Alejandro Suarez helped his son pack again for the U.S. years later, stuffing a 1994 VW Fire Beetle with all the belongings Daniel needed for his move to Charlotte, North Carolina.
Suarez had two thoughts in 2011 as he embarked on the 1,530-mile drive that would transform his life: "How am I going to learn English. My second one was, how am I going to get some opportunities to race."
Suarez crashed with a friend and studied in front of the TV, watching two movies a day in Spanish with English subtitles. He loved "Speed Racer," ''Driven," and "Gone in 60 Seconds."
The animated Suarez now gets to cameo in one - he'll voice Danny Swervez , a next-gen racer who's ascending the Piston-Cup ladder against all odds, in the upcoming "Cars 3."
Suarez flashed enough talent in Mexico and made the proper connections to earn a spot in NASCAR's Drive for Diversity program. Gibbs signed him to his Xfinity Series program in 2014. He won three poles in 2015, had three wins and became NASCAR's first Mexican champ a year ago, and now has a premier ride.
"There's not a lot of rookies that get to get in stuff like that right away," JGR teammate and 2003 Cup champion Matt Kenseth said. "The expectations will be high but that's a huge advantage for him to be driving for a team like that."

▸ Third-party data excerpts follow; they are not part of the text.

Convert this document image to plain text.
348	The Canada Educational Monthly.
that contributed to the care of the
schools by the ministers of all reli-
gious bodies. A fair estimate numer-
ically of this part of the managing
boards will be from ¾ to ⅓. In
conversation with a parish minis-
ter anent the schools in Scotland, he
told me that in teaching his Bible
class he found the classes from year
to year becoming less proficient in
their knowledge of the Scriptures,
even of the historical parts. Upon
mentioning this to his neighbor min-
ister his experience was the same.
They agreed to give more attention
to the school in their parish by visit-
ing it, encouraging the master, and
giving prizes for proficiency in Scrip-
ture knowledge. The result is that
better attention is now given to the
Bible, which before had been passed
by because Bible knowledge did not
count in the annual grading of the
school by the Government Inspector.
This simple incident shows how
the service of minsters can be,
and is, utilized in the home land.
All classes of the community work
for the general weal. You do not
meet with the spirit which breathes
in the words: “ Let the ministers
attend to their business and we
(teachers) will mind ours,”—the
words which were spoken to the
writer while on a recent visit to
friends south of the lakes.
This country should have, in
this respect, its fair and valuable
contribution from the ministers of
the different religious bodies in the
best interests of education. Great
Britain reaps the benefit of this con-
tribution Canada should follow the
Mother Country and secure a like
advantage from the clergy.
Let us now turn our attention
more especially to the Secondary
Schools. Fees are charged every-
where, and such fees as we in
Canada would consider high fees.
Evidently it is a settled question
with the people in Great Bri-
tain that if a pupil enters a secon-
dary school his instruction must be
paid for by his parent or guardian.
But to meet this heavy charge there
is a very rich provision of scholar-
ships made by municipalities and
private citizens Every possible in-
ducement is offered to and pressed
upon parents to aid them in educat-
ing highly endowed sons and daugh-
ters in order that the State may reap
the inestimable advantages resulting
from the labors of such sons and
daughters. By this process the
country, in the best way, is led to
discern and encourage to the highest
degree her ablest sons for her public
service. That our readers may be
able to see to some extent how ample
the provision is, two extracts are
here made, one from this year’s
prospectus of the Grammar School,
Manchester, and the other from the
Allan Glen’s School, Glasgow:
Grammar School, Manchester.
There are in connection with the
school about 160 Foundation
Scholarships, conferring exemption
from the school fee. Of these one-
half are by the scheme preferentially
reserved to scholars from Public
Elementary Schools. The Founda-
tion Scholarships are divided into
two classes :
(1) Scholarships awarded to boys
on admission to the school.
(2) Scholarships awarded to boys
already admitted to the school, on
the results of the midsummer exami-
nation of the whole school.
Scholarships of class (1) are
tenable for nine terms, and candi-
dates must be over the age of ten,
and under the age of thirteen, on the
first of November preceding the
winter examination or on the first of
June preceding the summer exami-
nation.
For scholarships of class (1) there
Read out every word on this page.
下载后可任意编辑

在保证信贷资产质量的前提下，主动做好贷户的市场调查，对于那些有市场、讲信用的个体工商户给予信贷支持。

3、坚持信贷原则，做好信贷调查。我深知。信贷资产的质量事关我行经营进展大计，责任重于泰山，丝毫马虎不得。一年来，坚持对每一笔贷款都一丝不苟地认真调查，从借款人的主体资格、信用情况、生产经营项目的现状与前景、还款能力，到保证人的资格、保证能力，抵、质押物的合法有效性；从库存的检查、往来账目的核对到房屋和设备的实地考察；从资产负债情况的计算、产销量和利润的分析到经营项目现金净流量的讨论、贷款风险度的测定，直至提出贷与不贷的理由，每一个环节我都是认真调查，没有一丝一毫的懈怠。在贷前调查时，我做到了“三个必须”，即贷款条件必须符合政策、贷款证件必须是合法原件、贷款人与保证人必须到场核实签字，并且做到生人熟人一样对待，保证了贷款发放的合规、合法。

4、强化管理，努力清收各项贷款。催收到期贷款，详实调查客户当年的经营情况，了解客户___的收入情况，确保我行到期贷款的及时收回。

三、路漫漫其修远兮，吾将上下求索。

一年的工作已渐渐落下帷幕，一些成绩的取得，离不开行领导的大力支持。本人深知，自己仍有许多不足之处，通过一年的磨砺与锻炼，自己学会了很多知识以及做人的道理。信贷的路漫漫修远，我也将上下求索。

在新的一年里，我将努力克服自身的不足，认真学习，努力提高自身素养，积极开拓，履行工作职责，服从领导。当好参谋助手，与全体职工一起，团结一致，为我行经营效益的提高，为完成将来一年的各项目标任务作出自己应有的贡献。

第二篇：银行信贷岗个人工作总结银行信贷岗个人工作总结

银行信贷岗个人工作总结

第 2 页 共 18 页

Suarez's charm, success and popularity beyond the border kept his primary sponsors on board after Edwards quit. Arris, a telecommunications company, upped its primary sponsorship from 17 to 22 races; Stanley stayed and Subway (with 1,068 locations in Mexico) is set to film its first commercial with Suarez on Tuesday.
"As opposed to just advertising NASCAR to NASCAR now, we're going to advertise NASCAR to our Hispanic consumer," Chris Carroll, chief advertising officer for Subway Restaurants, said by phone from Dubai.
Around the Daytona infield, flags fly from campers not just for Junior and Jimmie Johnson, but for President Donald Trump and the confederacy. NASCAR took a whopping PR hit last year when CEO Brian France publicly endorsed Trump - who has called Mexicans criminals and promised to erect a wall along the Mexican border - and the good ol' boy image still hasn't faded even as the sport evolved into one with an $8.2 billion television TV deal.
Suarez was welcome at the White House under Obama.
With Trump in charge, politics gets thorny for a young man still finding his way in the States.
"Like everything, when I went racing in Mexico, I had a lot of people that liked me, I had a little bit of people that didn't like me," Suarez said. "Here, that's exactly how it works. It doesn't matter what you do. The little bit of people that don't like you won't change it and they'll be bad.
"I can tell you something, I feel more than ever, super proud to be Mexican and represent the people in Latin America."
It's the same message he delivered to the Latino students at the White House: Stay strong, stay proud, stay focused.
"They like the way I came into the sport," he said, "the way I came into this country."